Insurgent Transmissions: The Roof by Kamal Aljafari + Ambience by Wissam Aljafri

  • Bryant Lake Bowl
    810 West Lake St, Minneapolis, MN


  • 11/06/2024
  • 7pm

Event details

Insurgent Transmissions is a film series highlighting the varied Palestinian experience. Made by contemporary Palestinian makers, the films depict the many ways that Palestinians resist occupation in their daily lives and filmmaking practices. Beginning with Annemarie Jacir’s touching family drama, Wajib, the programming will unfold as a series of transmissions: Jacir chooses the second film, and each subsequent filmmaker will select the next film in the series. The films in Insurgent Transmissions highlight the works of contemporary Palestinian filmmakers, amplifying their voices through their films and the films they see as most urgent in this moment of cultural erasure and genocide.

This monthly series is presented by Mizna at Bryant Lake Bowl. Ticket fees go towards supporting the featured Palestinian filmmakers. Online tickets are $10, in-person tickets are sliding scale of $5–15. Additional opportunities to support urgent grassroots fundraisers in Gaza will be available at the screening.

NOVEMBER SCREENING

On November 6, 2024 at 7pm, join us for a screening of The Roof by Kamal Aljafari and Ambience by Wissam Aljafri. In addition to ticket fees going to support the featured Palestinian filmmakers, we will be raising money for Middle East Children’s Alliance’s efforts in Gaza, an initiative which has been responding to the urgent needs of Palestinian civilians in Gaza.

ABOUT THE FILMS

The Roof by Kamal Aljafari
This deceptively quiet film presents a portrait of Aljafari’s family in Ramleh and Jaffa that hovers between documentary and cinematic memoir, guided by a nimble camera moving calmly but ceaselessly around the rooms of homes inhabited, damaged and ruined. 

The title refers to the roof missing from the house where Aljafari’s family resettled in 1948, a home unfinished, an incomplete construction project.
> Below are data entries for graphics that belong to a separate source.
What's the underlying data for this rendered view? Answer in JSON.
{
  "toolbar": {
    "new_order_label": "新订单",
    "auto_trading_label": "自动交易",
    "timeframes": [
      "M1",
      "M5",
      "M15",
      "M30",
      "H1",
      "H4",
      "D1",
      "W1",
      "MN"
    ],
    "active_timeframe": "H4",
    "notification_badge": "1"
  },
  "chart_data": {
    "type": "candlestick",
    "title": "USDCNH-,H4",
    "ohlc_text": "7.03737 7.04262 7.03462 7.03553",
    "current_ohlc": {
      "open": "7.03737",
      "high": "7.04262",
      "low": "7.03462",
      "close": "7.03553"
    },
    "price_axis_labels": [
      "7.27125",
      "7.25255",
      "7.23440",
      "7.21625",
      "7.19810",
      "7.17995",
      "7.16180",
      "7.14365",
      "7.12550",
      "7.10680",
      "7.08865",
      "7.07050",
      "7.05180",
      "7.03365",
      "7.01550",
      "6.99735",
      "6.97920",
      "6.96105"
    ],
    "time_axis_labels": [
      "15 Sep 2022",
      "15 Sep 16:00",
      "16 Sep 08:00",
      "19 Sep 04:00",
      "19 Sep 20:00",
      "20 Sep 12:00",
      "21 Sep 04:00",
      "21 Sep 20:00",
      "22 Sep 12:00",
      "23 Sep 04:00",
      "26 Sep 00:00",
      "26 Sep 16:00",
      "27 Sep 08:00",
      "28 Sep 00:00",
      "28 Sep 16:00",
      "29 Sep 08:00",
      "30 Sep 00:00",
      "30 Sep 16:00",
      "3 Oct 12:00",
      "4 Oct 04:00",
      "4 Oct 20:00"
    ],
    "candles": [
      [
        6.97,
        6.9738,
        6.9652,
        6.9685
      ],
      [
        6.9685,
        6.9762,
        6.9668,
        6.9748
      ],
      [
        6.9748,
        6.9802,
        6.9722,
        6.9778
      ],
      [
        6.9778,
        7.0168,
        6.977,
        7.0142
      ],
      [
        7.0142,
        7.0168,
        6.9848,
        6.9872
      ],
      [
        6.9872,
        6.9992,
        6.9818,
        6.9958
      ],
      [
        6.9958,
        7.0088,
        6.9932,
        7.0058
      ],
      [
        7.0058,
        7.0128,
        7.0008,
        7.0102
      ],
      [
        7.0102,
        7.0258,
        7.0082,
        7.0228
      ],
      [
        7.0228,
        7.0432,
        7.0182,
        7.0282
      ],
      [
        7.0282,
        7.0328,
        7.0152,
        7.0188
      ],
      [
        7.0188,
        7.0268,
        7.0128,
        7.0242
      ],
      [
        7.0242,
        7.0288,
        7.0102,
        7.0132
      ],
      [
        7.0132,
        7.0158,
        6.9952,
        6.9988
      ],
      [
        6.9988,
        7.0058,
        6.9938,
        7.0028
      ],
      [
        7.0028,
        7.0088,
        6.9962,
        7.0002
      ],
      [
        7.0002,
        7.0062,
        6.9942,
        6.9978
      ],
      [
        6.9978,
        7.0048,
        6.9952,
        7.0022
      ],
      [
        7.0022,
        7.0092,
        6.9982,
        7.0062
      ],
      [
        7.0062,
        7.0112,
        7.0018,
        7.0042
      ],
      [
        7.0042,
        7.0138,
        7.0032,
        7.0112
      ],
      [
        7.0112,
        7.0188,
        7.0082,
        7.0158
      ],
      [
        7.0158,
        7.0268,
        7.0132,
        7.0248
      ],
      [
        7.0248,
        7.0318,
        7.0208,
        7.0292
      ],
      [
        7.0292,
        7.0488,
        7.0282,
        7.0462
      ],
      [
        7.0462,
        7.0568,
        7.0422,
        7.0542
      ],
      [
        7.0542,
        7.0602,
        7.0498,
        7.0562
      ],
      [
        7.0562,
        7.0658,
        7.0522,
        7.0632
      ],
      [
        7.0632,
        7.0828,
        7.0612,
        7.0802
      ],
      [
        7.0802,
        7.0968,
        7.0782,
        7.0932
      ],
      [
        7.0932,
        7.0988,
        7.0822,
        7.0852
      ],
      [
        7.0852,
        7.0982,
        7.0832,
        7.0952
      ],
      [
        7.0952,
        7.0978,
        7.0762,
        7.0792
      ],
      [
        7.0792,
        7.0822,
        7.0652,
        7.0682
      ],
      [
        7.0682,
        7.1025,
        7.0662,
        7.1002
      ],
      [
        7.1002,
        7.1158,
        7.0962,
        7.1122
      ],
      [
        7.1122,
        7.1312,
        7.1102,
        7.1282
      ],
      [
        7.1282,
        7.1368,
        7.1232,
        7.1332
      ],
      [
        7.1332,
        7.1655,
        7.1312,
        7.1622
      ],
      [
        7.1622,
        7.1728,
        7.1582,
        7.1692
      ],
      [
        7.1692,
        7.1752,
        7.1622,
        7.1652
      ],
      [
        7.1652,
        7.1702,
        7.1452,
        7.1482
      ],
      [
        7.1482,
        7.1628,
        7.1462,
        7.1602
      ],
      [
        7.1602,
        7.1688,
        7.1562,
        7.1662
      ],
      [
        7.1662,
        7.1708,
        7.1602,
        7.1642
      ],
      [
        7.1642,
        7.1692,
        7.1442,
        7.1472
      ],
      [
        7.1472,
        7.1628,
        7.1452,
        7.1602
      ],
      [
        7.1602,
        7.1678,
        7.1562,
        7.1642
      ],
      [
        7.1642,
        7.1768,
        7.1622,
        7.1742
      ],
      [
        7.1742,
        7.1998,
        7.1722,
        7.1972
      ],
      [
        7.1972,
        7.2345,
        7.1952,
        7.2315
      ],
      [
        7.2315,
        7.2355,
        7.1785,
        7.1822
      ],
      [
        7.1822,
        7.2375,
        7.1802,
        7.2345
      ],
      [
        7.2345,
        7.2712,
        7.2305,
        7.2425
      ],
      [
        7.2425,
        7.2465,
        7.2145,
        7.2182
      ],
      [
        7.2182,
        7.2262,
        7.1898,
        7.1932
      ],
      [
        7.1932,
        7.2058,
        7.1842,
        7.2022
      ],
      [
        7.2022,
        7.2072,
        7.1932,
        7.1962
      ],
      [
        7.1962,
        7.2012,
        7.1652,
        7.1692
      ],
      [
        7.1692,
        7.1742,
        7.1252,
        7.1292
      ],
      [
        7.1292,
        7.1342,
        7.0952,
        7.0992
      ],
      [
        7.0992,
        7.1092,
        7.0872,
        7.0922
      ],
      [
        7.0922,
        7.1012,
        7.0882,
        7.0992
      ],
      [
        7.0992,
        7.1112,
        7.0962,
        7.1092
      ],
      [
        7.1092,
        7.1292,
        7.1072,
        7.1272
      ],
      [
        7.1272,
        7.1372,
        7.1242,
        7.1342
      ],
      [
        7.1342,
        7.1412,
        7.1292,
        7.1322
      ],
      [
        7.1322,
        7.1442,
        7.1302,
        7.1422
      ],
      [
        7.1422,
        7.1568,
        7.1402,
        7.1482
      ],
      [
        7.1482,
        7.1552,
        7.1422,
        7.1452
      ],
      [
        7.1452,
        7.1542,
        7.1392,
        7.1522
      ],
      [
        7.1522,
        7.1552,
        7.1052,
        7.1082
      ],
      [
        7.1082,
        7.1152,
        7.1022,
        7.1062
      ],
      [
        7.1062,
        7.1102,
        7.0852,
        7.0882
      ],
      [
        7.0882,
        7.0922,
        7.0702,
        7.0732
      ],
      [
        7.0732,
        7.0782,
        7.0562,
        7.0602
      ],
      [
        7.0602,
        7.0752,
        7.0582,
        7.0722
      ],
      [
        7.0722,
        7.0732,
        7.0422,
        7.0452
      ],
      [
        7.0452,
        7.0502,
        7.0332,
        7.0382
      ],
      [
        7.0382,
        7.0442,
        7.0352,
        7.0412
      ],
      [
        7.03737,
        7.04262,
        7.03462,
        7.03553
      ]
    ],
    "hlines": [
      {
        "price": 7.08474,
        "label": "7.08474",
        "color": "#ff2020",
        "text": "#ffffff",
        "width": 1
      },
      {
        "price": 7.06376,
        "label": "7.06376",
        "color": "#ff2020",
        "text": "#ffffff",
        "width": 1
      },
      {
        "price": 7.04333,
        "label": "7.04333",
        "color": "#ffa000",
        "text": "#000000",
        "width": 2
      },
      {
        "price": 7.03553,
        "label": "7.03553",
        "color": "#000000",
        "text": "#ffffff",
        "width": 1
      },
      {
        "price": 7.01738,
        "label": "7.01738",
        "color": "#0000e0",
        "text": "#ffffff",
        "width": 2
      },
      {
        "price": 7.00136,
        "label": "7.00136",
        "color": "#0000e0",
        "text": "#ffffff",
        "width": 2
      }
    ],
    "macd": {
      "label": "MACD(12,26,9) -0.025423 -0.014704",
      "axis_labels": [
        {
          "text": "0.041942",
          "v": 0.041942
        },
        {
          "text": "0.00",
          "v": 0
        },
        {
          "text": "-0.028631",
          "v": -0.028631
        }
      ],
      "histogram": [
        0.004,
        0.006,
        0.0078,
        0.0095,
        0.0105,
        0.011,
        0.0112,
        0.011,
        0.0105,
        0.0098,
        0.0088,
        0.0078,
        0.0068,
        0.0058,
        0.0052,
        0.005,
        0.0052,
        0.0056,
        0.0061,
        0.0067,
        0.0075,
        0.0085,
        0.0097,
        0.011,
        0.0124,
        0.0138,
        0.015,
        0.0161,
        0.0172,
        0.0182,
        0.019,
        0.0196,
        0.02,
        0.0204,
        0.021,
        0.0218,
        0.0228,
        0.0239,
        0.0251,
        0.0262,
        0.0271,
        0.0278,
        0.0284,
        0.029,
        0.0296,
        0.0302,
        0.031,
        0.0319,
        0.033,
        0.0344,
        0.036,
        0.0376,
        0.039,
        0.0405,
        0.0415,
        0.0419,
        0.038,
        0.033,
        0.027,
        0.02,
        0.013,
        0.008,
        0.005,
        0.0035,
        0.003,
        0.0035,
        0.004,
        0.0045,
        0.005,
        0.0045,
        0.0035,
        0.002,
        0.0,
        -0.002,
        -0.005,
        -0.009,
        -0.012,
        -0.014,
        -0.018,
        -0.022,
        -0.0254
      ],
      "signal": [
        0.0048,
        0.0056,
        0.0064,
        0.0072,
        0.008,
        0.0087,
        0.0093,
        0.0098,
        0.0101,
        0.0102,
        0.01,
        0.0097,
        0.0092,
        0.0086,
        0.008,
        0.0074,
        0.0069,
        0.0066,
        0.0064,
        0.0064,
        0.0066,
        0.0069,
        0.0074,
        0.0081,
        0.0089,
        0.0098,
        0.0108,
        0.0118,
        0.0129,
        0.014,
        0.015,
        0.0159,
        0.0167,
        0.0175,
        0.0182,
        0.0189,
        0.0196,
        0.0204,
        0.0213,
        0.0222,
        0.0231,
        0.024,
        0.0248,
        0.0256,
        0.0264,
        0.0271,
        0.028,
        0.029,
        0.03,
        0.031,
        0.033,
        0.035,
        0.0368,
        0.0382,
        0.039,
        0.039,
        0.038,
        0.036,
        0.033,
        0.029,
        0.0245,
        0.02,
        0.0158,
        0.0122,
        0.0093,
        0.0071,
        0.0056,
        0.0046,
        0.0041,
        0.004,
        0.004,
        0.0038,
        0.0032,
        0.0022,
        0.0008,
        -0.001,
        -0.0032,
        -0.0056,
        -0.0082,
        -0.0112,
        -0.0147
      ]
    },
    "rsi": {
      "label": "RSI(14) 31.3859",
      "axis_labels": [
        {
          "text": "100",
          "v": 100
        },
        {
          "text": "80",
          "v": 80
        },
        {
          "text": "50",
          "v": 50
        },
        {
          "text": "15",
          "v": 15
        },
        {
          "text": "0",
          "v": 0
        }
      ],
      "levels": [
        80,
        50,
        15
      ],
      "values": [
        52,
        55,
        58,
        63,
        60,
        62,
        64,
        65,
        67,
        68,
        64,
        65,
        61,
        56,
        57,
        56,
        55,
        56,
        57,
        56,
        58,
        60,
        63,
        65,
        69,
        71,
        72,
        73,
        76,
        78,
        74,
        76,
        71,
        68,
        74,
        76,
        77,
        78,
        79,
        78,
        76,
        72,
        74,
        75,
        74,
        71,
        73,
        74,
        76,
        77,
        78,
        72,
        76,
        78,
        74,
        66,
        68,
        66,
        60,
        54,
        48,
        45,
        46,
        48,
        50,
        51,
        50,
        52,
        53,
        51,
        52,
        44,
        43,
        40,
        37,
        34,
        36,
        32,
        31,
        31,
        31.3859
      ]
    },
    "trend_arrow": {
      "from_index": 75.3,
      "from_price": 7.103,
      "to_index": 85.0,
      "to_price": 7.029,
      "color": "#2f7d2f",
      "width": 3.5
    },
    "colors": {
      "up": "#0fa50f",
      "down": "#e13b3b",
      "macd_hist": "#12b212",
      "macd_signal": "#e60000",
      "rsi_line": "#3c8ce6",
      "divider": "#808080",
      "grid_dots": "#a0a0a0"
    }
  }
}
The use of stillness and off-screen space creates a sense of suspension, of time spent waiting, of aftermath, of lives lived elsewhere. 

Aljafari’s striking use of his “cast,” his family, reveals the influence of Bresson’s use of nonprofessional actors as models whose performances emanate from their presence, not from acting.

Ambience by Wissam Aljafri
Despite the noise and chaos of the refugee camp, two young Palestinian refugees discover a creative way to record music in order to meet a competition deadline.